As we were parting, I told her that I hoped she had a nice day.
And then she asked me, "Do you work here?"
"No," I said, "I am a pastor."
As soon as I said this, she motioned for me to come closer, and said she had something she needed to talk to me about.
I knew what was coming.
She needed financial help.
Those are the kinds of times that I wish pastors made a lot more money!!!
Anyhow, we are living in a time of great need.
Of course, people have always lived in times of great need.
Throughout Luke's Gospel, it is made clear that one of the great themes of the Christian life or what it means to follow Jesus is the act of giving to the poor.
For instance, when Mary sings praises to God for choosing her as the one who will give birth to the Savior of the world, Mary proclaims in Chapter 1: "[God] has filled the hungry with good things and sent the rich away empty-handed."
When Jesus announces His mission in Chapter 4 He says that He has come to "preach good news to the poor."
In Luke 6 Jesus says, "Blessed are the poor, for yours is the kingdom of God."
Luke is also the Gospel where Jesus tells the parable of "The Rich Man and Lazarus."
Remember, Lazarus was a beggar, covered in sores who longed to eat even the crumbs that fell from the rich man's table.
But the rich man ignored Lazarus.
When they died, Lazarus was carried to Abraham's side whereas the rich man went to hell.
We also have the story of "The Rich Young Ruler," Zacchaeus, and I could go on and on.
And so here we are this morning faced with the parable of the "Rich Fool," after which Jesus instructs us "do not worry..."

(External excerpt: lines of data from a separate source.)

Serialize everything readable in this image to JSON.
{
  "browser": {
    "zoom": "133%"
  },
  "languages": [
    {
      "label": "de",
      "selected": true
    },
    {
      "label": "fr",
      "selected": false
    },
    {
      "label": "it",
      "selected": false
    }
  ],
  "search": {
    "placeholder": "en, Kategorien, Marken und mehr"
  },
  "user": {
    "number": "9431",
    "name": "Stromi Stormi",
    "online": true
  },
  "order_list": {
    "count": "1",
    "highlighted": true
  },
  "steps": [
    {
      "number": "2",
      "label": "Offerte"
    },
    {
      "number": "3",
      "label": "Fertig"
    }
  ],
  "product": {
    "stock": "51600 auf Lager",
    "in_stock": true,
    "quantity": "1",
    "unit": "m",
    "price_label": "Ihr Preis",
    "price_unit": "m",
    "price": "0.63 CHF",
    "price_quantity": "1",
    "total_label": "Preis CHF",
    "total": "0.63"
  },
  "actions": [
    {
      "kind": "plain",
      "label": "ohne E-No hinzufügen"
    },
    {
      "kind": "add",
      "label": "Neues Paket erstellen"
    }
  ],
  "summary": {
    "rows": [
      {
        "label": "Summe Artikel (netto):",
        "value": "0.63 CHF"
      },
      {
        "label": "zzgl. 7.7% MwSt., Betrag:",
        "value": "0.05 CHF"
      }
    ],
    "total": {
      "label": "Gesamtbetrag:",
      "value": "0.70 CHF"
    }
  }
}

And then in verse 33 He says, "Sell your possessions and give to the poor. Provide purses for yourselves that will not wear out, a treasure in heaven that will not be exhausted, where no thief comes near and no moth destroys.
For where your treasure is, there your heart will be also."
In our Gospel Lesson for this morning, Jesus is teaching His disciples amid a crowd of thousands when an unnamed person interrupts Him with a demand.
He asks Jesus to tell his brother to divide an inheritance with him.
According to Jewish inheritance practices, an older brother would get 2/3's of an estate while the younger brother would get 1/3.
And this brother wants Jesus to help him get his rightful possessions.
And Jesus responds with, "Man, who appointed me as judge or referee between you and your brother?"
And then Jesus issues an important warning to the crowd and to us: "Watch out! Guard yourself against all kinds of greed.
After all, one's life isn't determined by one's possessions, even when someone is very wealthy."
Then Jesus shoots right into the parable of the "Rich Fool."
It should be noted that this rich man is not just some simple farmer with a small plot of land.
Rather, he controls much of the agricultural produce over an entire region or district.
Also, his bumper crop, should have been regarded as a generous blessing from God.
Instead of a blessing, though, the rich man thinks of this huge harvest in terms of a problem.
"He said to himself, 'What will I do? I have no place to store my harvest!'"
His barns are already bursting to overflowing--he must have had a good harvest the year before as well--poor guy!!!
"If only my barns were bigger!!!"
His concern over having inadequate storage space indicates that he has no intention of either selling or sharing his crops.